Likewise, the New York City Emergency Management’s office was running a public service announcement beginning: “So there’s been a nuclear attack….the big one has hit.” It, like the FEMA flier, advised people on what to do. Mayor Adams said of the PSA: “We’re going to be prepared.”
Last year things were getting even worse. The Bulletin of the Atomic Scientists moved its “Doomsday Clock” forward to 90 seconds to midnight—the closest to midnight the clock was set at since it was created in 1947. The Bulletin defines midnight as “nuclear annihilation.”
Said UN Secretary-General Antonio Guterres: “The prospect of nuclear conflict, once unthinkable, is now back within the realm of possibility.”
Last month, The Bulletin kept the clock at 90 seconds to midnight for 2024 issuing a statement: “Ominous trends continue to point the world toward global catastrophe.”
Now it’s not only the Ukraine invasion but adding to concerns about nuclear war are North Korean leader Kim Jong Un threatening to use nuclear weapons, conflict in the Middle East, and nuclear-armed China moving to take Taiwan and the resulting battle with the United States coming to Taiwan’s aid.

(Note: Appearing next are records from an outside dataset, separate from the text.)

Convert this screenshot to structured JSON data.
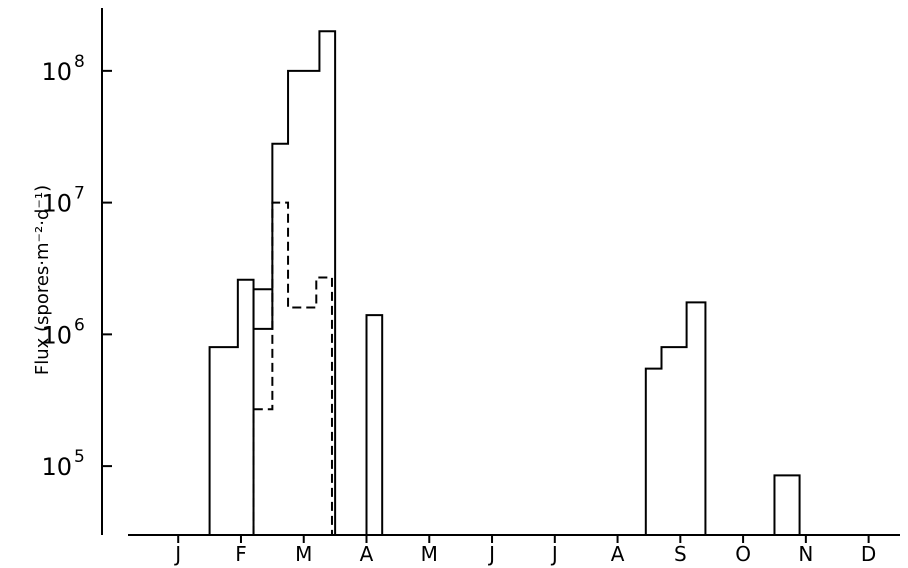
{
  "chart_data": {
    "type": "bar",
    "title": "",
    "xlabel": "",
    "ylabel": "Flux (spores·m⁻²·d⁻¹)",
    "yscale": "log",
    "ylim": [
      30000,
      300000000
    ],
    "x_range": [
      -0.3,
      12.0
    ],
    "x_ticks": [
      {
        "label": "J",
        "pos": 0.5
      },
      {
        "label": "F",
        "pos": 1.5
      },
      {
        "label": "M",
        "pos": 2.5
      },
      {
        "label": "A",
        "pos": 3.5
      },
      {
        "label": "M",
        "pos": 4.5
      },
      {
        "label": "J",
        "pos": 5.5
      },
      {
        "label": "J",
        "pos": 6.5
      },
      {
        "label": "A",
        "pos": 7.5
      },
      {
        "label": "S",
        "pos": 8.5
      },
      {
        "label": "O",
        "pos": 9.5
      },
      {
        "label": "N",
        "pos": 10.5
      },
      {
        "label": "D",
        "pos": 11.5
      }
    ],
    "y_ticks": [
      {
        "base": "10",
        "exp": "5",
        "value": 100000
      },
      {
        "base": "10",
        "exp": "6",
        "value": 1000000
      },
      {
        "base": "10",
        "exp": "7",
        "value": 10000000
      },
      {
        "base": "10",
        "exp": "8",
        "value": 100000000
      }
    ],
    "grid": false,
    "legend": "none",
    "series": [
      {
        "style": "solid",
        "bins": [
          {
            "x0": 1.0,
            "x1": 1.45,
            "value": 800000
          },
          {
            "x0": 1.45,
            "x1": 1.7,
            "value": 2600000
          },
          {
            "x0": 1.7,
            "x1": 2.0,
            "value": 1100000
          },
          {
            "x0": 2.0,
            "x1": 2.25,
            "value": 28000000
          },
          {
            "x0": 2.25,
            "x1": 2.75,
            "value": 100000000
          },
          {
            "x0": 2.75,
            "x1": 3.0,
            "value": 200000000
          },
          {
            "x0": 3.5,
            "x1": 3.75,
            "value": 1400000
          },
          {
            "x0": 7.95,
            "x1": 8.2,
            "value": 550000
          },
          {
            "x0": 8.2,
            "x1": 8.6,
            "value": 800000
          },
          {
            "x0": 8.6,
            "x1": 8.9,
            "value": 1750000
          },
          {
            "x0": 10.0,
            "x1": 10.4,
            "value": 85000
          }
        ],
        "extra_segments": [
          {
            "x0": 1.7,
            "x1": 2.0,
            "value": 2200000
          }
        ]
      },
      {
        "style": "dashed",
        "bins": [
          {
            "x0": 1.7,
            "x1": 2.0,
            "value": 270000
          },
          {
            "x0": 2.0,
            "x1": 2.25,
            "value": 10000000
          },
          {
            "x0": 2.25,
            "x1": 2.7,
            "value": 1600000
          },
          {
            "x0": 2.7,
            "x1": 2.95,
            "value": 2700000
          }
        ]
      }
    ]
  }
}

The Treaty on the Prohibition of Nuclear Weapons was adopted by the UN General Assembly in 2017—with 122 nations in favor. It bans the development, testing, production, stockpiling, stationing, transfer, use and threat of use of nuclear weapons.
“Let’s eliminate these weapons before they eliminate us,” Guterres says of the treaty, an initiative “toward our shared goal of a world free of nuclear weapons.”

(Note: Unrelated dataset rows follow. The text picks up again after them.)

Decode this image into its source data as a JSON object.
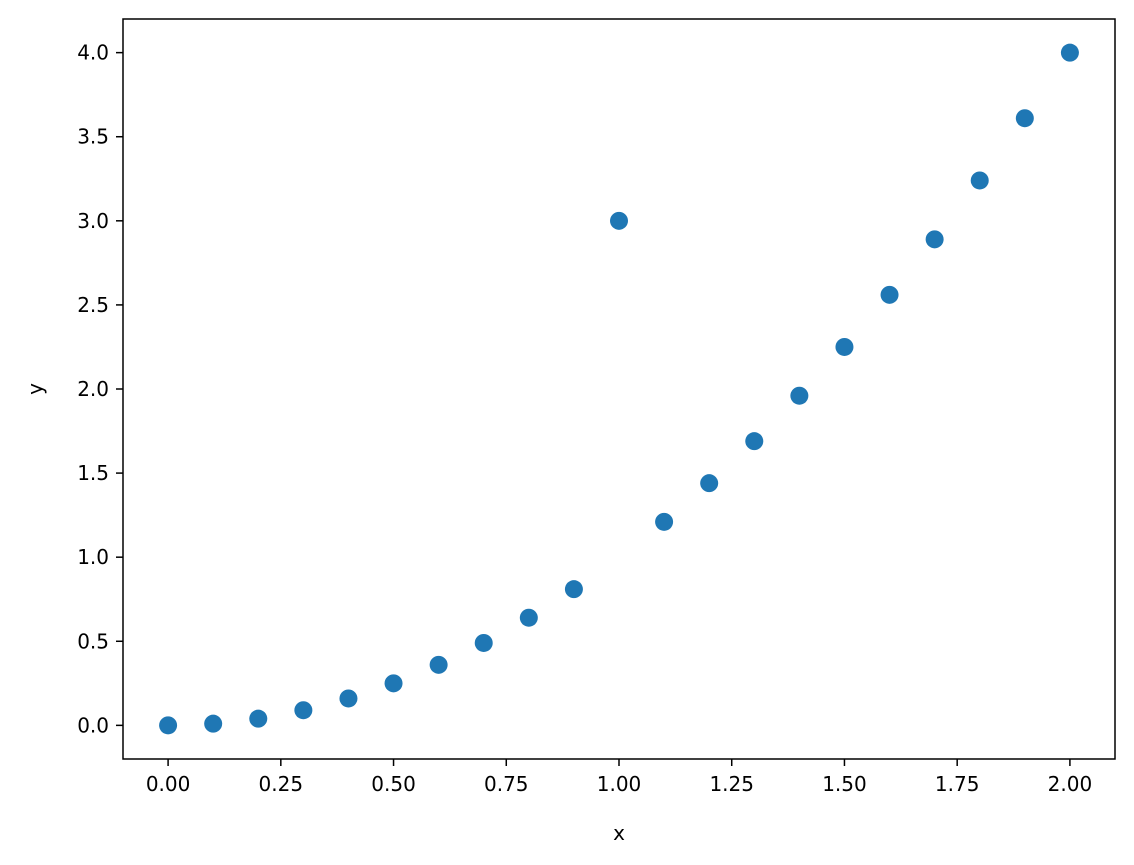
{
  "chart_data": {
    "type": "scatter",
    "title": "",
    "xlabel": "x",
    "ylabel": "y",
    "xlim": [
      -0.1,
      2.1
    ],
    "ylim": [
      -0.2,
      4.2
    ],
    "grid": false,
    "legend": "none",
    "marker_color": "#1f77b4",
    "x_ticks": [
      0.0,
      0.25,
      0.5,
      0.75,
      1.0,
      1.25,
      1.5,
      1.75,
      2.0
    ],
    "x_tick_labels": [
      "0.00",
      "0.25",
      "0.50",
      "0.75",
      "1.00",
      "1.25",
      "1.50",
      "1.75",
      "2.00"
    ],
    "y_ticks": [
      0.0,
      0.5,
      1.0,
      1.5,
      2.0,
      2.5,
      3.0,
      3.5,
      4.0
    ],
    "y_tick_labels": [
      "0.0",
      "0.5",
      "1.0",
      "1.5",
      "2.0",
      "2.5",
      "3.0",
      "3.5",
      "4.0"
    ],
    "series": [
      {
        "x": [
          0.0,
          0.1,
          0.2,
          0.3,
          0.4,
          0.5,
          0.6,
          0.7,
          0.8,
          0.9,
          1.0,
          1.1,
          1.2,
          1.3,
          1.4,
          1.5,
          1.6,
          1.7,
          1.8,
          1.9,
          2.0
        ],
        "y": [
          0.0,
          0.01,
          0.04,
          0.09,
          0.16,
          0.25,
          0.36,
          0.49,
          0.64,
          0.81,
          3.0,
          1.21,
          1.44,
          1.69,
          1.96,
          2.25,
          2.56,
          2.89,
          3.24,
          3.61,
          4.0
        ]
      }
    ]
  }
}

Can the atomic genie be put back in the bottle? Anything people have done other people can undo. And the prospect of huge loss of life from nuclear destruction is the best of reasons.
There’s a precedent: the outlawing of chemical warfare after World War I when its terrible impacts were horrifically demonstrated, killing 90,000. The Geneva Protocol of 1925 and the Chemicals Weapons Convention of 1933 outlawed chemical warfare and to a large degree the prohibition has held.
Abolition of nuclear weapons globally has long been a top priority of the UN. Indeed, in 1946 when the UN was based on Long Island, in Lake Success, its “Resolution 1” called for the creation of a commission to “make specific proposals…for the elimination from national armaments of nuclear weapons.”
Pope Francis in speaking about the “unspeakable horror” of nuclear weapons says: “A world without nuclear weapons is possible and necessary.”
The massively lethal danger of nuclear war is not only history.
Karl Grossman is an investigative journalist and professor of journalism.